While certain specific embodiments of the invention have been described in detail by way of example, it will be appreciated by those skilled in the art that the above examples are for illustration only and are not intended to limit the scope of the invention. It will be appreciated by those skilled in the art that modifications may be made to the above embodiments without departing from the scope and spirit of the invention.
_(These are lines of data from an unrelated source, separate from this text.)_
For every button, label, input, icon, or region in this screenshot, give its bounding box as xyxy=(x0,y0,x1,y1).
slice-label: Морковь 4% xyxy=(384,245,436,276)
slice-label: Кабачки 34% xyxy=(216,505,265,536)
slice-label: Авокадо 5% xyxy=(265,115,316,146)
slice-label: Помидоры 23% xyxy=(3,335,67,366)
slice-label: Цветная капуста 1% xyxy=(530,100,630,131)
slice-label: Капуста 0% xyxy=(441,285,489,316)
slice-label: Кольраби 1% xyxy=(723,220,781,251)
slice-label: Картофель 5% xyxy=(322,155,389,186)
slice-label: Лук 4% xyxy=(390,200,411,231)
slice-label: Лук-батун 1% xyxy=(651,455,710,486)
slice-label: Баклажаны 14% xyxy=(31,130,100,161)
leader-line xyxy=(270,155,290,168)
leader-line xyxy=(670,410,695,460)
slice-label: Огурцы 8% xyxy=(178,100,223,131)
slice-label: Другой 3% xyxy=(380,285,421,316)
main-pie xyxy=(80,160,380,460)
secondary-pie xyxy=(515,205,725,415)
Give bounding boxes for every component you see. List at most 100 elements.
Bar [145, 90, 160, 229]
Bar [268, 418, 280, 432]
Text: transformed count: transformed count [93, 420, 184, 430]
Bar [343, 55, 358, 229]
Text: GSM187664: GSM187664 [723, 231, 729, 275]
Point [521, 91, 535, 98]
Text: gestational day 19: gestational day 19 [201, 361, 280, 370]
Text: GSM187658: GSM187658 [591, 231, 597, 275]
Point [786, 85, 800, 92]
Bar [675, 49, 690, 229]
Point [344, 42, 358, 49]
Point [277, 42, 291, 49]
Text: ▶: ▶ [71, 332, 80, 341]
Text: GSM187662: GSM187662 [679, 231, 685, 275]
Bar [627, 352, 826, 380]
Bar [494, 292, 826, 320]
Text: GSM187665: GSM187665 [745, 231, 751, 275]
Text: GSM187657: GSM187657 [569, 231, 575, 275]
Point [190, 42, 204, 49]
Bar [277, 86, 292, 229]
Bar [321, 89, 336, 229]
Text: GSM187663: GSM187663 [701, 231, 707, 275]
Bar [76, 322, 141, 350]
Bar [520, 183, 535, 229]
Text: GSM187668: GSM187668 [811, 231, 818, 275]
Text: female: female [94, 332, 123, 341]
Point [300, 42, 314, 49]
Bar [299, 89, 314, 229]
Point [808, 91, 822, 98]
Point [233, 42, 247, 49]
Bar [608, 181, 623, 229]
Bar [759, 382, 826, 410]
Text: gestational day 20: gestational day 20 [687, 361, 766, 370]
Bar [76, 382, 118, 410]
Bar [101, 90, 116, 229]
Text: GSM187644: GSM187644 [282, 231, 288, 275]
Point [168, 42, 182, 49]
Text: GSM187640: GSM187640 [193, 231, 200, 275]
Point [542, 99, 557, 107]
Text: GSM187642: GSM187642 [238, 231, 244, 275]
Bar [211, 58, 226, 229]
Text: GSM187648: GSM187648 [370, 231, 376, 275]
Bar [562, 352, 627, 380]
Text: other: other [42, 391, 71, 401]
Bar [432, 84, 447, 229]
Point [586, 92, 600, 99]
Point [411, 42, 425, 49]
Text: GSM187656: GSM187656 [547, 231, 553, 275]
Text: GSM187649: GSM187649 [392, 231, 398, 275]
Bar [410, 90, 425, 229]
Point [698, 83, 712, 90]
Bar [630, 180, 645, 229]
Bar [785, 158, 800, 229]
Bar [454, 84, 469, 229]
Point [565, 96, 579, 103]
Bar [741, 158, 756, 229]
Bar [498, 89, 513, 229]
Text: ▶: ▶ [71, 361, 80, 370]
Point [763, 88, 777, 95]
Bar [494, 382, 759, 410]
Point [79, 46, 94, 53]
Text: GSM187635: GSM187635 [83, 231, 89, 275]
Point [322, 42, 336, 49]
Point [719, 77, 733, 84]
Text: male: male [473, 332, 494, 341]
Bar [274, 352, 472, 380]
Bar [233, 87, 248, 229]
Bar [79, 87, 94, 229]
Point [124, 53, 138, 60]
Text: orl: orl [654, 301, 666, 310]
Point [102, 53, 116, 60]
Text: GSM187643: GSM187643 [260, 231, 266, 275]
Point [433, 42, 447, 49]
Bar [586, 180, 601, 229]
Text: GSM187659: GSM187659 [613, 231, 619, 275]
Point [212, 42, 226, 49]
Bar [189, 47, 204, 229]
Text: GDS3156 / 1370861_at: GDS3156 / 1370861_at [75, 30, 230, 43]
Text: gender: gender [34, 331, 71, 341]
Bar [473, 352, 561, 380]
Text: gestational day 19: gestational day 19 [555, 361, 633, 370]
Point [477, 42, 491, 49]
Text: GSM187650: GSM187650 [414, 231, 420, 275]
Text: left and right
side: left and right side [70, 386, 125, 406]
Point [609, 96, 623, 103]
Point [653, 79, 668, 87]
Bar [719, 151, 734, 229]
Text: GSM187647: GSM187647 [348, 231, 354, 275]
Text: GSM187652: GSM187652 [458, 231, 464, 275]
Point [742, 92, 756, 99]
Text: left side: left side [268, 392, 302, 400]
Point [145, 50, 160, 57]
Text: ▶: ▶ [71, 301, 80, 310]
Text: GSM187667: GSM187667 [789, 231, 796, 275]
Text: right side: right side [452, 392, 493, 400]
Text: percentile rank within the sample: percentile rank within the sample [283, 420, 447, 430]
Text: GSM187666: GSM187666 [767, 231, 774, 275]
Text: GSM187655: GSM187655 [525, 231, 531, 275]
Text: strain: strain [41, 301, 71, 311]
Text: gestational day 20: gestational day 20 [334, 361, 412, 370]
The scope of the invention is defined by the appended claims.

Claims

1. A high-power laser Curie light path debugging method, the stated Curie light path includes the first Curie mirror, second Curie mirror, third Curie mirror and fourth Curie mirror sequentially from entrance to exit;

characterized in that the method comprises:

the reference mirror is arranged at the entrance position of the kude optical path, so that the cross at the center of the reference mirror coincides with the position of the incident optical axis, and the mirror surface of the reference mirror is perpendicular to the optical axis of the high-power laser;

the beam splitter, the fixed focus lens and the first detector are sequentially arranged along an emergent light path, and the second detector is arranged on a reflection light path of the beam splitter;

aligning an inner focusing telescope with a reference mirror, wherein the optical axis of the inner focusing telescope is auto-collimated with the plane of the reference mirror, and the center of the inner focusing telescope coincides with the cross center of the reference mirror;

fixing a pitching axis of the turntable, rotating a horizontal axis, observing the cross position variation received by the first detector and the second detector, and enabling the cross position variation received by the first detector and the second detector to be respectively smaller than a first preset value and a second preset value when the horizontal axis of the turntable is rotated by adjusting the first kude reflector and the second kude reflector; the rotating horizontal shaft means rotating for a complete circle, namely returning to the initial position after the rotation is completed, and the variation is the maximum value of the deviation in the process;

fixing a horizontal axis of the turntable, rotating a pitching axis, observing the cross position variation received in the first detector and the second detector, and enabling the cross position variation received in the first detector and the second detector to be respectively smaller than a third preset value and a fourth preset value when the turntable pitching axis is rotated by adjusting a third kude reflector and a fourth kude reflector; the rotation pitch axis means a complete rotation, i.e., the rotation is completed and returned to the initial position, and the variation means the maximum value of the deviation amount in the process.

2. The method for adjusting the optical path of a high-power laser according to claim 1, wherein the focal length of the fixed focus lens is 100mm.

3. The method for debugging a high-power laser kude optical path according to claim 2, wherein,

the first preset value and the third preset value are 1 pixel, and the second preset value and the fourth preset value are 10 pixels.